Meaning of the C symbol in “c batter c”
The phrase c batter c is commonly encountered when “C” is used as a battery-rate label (for example, 0.5C, 1C, 2C). In that convention, “C” does not mean the coulomb unit; it indicates a rate defined from the battery’s capacity.
Battery capacity is specified as an amount of charge delivered over time, usually in ampere-hours (Ah). A C-rate uses that capacity to create a reference current. The result is a compact way to express charging or discharging intensity without changing units across different battery sizes.
Core quantities and relationships
Capacity \(Q\) (in Ah) and current \(I\) (in A) are related by \(Q \approx I \cdot t\) when current is approximately constant over time \(t\) (in hours).
The C-rate \(r\) is defined so that \(r=1\) corresponds to a current numerically equal to the capacity in Ah: \[ I = rQ \] The corresponding ideal discharge time (constant current, no losses) is: \[ t=\frac{Q}{I}=\frac{Q}{rQ}=\frac{1}{r}\ \text{hours} \]
Quick conversion table
| C-rate \(r\) | Current \(I\) relative to \(Q\) | Ideal discharge time \(t\) | Interpretation |
|---|---|---|---|
| 0.2C | \(I=0.2Q\) | \(t=5\) h | Gentle discharge; lower polarization and smaller voltage drop are typical. |
| 0.5C | \(I=0.5Q\) | \(t=2\) h | Moderate discharge; common for many consumer cells. |
| 1C | \(I=Q\) | \(t=1\) h | “One-hour rate” under idealized constant-current assumptions. |
| 2C | \(I=2Q\) | \(t=0.5\) h | High-rate discharge; internal resistance and transport limits become more influential. |
Numerical example
A battery labeled \(Q=2.6\ \text{Ah}\) has a 1C current of \[ I = rQ = 1 \cdot 2.6 = 2.6\ \text{A}. \] At 0.5C, the current is \[ I = 0.5 \cdot 2.6 = 1.3\ \text{A}, \] and the ideal discharge time becomes \(t=1/0.5=2\ \text{h}\).

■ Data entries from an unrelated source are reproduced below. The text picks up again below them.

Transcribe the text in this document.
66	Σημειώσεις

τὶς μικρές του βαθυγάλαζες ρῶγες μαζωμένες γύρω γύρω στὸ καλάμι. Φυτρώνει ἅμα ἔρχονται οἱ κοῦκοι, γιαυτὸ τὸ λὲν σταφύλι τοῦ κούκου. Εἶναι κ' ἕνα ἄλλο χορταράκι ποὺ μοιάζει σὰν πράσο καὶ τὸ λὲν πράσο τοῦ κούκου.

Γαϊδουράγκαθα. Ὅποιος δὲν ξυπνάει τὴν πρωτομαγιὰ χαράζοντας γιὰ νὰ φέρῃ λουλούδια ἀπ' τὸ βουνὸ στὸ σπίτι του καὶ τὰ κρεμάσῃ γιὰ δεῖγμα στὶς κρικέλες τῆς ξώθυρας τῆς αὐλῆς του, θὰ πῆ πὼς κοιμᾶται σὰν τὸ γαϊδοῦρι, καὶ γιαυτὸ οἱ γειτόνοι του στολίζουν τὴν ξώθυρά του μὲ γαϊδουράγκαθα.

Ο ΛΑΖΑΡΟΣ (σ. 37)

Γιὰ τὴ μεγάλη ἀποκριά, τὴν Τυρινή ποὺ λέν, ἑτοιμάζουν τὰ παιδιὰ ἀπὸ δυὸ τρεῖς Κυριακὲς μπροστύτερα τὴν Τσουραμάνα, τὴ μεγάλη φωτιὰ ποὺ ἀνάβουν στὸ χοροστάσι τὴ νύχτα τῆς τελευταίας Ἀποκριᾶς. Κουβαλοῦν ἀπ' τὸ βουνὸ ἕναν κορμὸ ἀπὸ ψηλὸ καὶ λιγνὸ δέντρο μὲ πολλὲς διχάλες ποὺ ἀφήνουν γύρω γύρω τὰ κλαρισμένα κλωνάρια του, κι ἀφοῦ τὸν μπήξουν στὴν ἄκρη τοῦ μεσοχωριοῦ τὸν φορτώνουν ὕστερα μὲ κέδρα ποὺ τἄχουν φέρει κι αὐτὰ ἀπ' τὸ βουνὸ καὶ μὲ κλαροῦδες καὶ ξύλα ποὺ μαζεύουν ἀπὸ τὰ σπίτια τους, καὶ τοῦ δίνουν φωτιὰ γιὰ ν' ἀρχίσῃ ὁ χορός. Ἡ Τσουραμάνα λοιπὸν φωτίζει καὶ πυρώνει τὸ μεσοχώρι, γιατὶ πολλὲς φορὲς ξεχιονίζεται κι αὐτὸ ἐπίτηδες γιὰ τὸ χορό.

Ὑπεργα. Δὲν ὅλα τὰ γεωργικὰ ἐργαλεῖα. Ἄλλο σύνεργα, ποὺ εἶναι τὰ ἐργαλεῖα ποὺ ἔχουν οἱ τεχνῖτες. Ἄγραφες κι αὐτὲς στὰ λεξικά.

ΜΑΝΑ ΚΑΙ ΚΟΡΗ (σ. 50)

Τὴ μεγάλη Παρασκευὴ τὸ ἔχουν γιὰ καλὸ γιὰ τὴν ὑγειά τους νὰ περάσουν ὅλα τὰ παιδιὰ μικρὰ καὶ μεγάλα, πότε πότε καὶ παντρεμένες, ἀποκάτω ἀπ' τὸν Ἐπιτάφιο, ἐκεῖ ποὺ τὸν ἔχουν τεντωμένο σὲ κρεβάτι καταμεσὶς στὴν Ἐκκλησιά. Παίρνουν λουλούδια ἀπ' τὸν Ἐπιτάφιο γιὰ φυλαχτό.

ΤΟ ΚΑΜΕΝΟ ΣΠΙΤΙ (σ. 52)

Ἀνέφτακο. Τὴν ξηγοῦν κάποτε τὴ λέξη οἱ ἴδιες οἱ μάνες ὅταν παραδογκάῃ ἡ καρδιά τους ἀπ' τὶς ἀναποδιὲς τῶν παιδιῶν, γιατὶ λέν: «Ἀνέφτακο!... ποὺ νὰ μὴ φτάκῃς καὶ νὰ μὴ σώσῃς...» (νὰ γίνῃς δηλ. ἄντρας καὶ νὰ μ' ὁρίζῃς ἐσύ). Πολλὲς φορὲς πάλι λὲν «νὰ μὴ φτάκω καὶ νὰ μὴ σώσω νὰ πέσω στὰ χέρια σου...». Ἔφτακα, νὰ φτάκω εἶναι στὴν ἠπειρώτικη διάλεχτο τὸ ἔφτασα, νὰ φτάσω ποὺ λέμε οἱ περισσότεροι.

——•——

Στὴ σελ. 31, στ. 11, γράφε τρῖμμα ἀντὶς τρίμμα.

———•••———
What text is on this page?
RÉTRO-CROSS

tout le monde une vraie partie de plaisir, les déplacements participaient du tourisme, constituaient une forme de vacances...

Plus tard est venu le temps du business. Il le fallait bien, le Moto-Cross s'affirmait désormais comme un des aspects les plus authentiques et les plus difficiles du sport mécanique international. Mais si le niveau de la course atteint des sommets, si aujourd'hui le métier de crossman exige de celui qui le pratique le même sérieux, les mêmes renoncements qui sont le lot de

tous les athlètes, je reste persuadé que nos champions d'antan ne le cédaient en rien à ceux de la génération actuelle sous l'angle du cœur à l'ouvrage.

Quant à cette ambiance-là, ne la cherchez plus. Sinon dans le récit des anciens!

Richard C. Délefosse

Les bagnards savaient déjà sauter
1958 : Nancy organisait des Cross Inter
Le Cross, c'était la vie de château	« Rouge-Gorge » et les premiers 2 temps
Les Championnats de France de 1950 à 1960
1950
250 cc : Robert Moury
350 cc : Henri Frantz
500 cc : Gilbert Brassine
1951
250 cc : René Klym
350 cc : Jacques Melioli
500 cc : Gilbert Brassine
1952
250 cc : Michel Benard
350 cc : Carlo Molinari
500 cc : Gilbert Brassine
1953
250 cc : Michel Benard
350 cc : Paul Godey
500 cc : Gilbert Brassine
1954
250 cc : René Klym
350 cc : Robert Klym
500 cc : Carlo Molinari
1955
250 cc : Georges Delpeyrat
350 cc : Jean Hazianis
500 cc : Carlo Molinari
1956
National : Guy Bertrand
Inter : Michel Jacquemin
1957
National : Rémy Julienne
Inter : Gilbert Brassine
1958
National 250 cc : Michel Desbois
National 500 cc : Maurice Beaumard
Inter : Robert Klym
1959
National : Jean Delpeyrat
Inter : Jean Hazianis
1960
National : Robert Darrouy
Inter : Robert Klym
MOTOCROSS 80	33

At 2C, \(I=5.2\ \text{A}\) and \(t=0.5\ \text{h}\).
Electrochemistry context in real batteries
A battery is a galvanic cell (or a set of cells) delivering electrical work from a spontaneous redox reaction. The thermodynamic driving force is reflected in the cell potential. Under nonstandard composition, the Nernst relationship expresses the equilibrium potential shift: \[ E = E^\circ - \frac{RT}{nF}\ln Q_{\text{rxn}}, \] where \(n\) is the number of electrons transferred per overall reaction and \(Q_{\text{rxn}}\) is the reaction quotient.
The C-rate adds a kinetic and transport dimension: higher current increases overpotentials (activation, ohmic, and concentration polarization). A compact electrical model represents the observed terminal voltage as \[ V_{\text{terminal}} \approx E - I R_{\text{int}} - \eta_{\text{act}} - \eta_{\text{conc}}, \] with \(R_{\text{int}}\) an effective internal resistance and \(\eta\) terms representing non-equilibrium losses. The practical outcome is that “ideal time” \(t=1/r\) can overestimate runtime at high C-rate because voltage limits may be reached earlier.
Common sources of confusion
The symbol “C” has multiple meanings across chemistry and physics. Battery C-rate is dimensionless; the coulomb (C) is a unit of charge. Context from battery labeling, charger settings, and expressions like 0.5C or 2C typically indicates C-rate rather than coulombs.
Capacity units appear as Ah or mAh. Conversions follow \(1\ \text{Ah}=1000\ \text{mAh}\), so \(2600\ \text{mAh}=2.6\ \text{Ah}\). The same C-rate corresponds to the same fraction of capacity per hour regardless of the numeric unit scale.